The Greenwald article is brilliant and everyone should read it. Multiple news outlets reported the fake news, bringing into mind the question of how they all received the same fake intel. None have been willing to give up the source(s) who fed them the false information. Was the intel fed to Schiff or one of his compatriots by a secret counterintelligence unit to see if he would leak it?
It would not be surprising that the desperate Schiff would leak something that he thought would justify his own non-stop “Russia!” babble. As James Freeman puts it in a Wall Street Journal opinion piece:
“[N]early nine months later, he’s still going on talk shows and making accusations. He’s still declining to back them up. And he’s still finding friendly news organizations to broadcast his claims, even though by this time a fact-free Schiff accusation of collusion with Russians can hardly be considered news.”
Source: James Freeman, “Is CNN Protecting Adam Schiff?” (Opinion) WSJ, Dec. 11, 2017
As Greenwald says,
“Virtually every false story published goes only in one direction: to be as inflammatory and damaging as possible on the Trump-Russia story and about Russia particularly. At some point, once “mistakes” all start going in the same direction, toward advancing the same agenda, they cease looking like mistakes.”

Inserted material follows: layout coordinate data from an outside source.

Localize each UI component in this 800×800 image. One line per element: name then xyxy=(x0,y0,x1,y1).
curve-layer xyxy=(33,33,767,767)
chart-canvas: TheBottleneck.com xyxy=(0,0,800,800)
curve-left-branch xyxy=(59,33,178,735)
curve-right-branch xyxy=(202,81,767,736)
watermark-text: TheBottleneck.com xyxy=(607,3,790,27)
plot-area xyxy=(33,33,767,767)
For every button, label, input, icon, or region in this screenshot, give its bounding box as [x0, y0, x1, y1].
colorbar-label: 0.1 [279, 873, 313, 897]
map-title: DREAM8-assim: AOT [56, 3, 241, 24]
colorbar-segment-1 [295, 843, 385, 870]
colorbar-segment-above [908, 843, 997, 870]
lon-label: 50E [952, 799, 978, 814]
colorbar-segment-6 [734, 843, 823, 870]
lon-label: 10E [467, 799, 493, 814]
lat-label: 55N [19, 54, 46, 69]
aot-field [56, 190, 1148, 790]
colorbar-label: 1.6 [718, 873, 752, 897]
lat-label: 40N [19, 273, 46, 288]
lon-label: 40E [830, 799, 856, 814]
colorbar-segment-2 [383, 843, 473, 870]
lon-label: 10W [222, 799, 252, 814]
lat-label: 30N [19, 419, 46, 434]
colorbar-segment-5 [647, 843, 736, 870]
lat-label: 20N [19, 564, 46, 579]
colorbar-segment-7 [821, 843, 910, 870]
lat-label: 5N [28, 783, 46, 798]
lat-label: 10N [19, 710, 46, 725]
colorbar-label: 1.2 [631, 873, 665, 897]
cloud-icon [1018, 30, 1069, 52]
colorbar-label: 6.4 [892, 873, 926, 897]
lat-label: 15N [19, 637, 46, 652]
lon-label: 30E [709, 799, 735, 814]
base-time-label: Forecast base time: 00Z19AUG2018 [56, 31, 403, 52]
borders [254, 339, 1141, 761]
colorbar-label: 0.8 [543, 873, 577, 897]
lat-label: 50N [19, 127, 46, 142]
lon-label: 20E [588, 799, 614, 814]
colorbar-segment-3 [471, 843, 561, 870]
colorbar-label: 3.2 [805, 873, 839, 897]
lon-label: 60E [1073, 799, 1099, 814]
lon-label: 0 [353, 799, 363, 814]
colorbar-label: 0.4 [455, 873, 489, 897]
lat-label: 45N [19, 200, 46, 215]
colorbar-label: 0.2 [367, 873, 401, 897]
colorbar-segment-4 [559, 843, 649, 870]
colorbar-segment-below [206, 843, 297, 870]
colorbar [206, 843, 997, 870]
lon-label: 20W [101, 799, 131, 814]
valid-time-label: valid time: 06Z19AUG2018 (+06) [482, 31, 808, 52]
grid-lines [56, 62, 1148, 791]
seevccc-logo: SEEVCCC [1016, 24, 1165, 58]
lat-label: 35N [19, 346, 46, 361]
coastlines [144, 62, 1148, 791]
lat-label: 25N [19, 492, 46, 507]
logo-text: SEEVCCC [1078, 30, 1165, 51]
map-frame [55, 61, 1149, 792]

With the spying on a rival political campaign and all, Russiagate is really starting to live up to its name. As always in the perverse psychology of Russiagate, the accuser turns out to be the actual perp.* If folk like Clint Watts are sincerely worried about a civil war, maybe they should worry less about a few lefties on RT and worry more about the obvious-coup-is-obvious against the President.
*but when I accuse people of babbling ceaselessly about Russia and then babble ceaselessly about Russia, it’s for a good reason.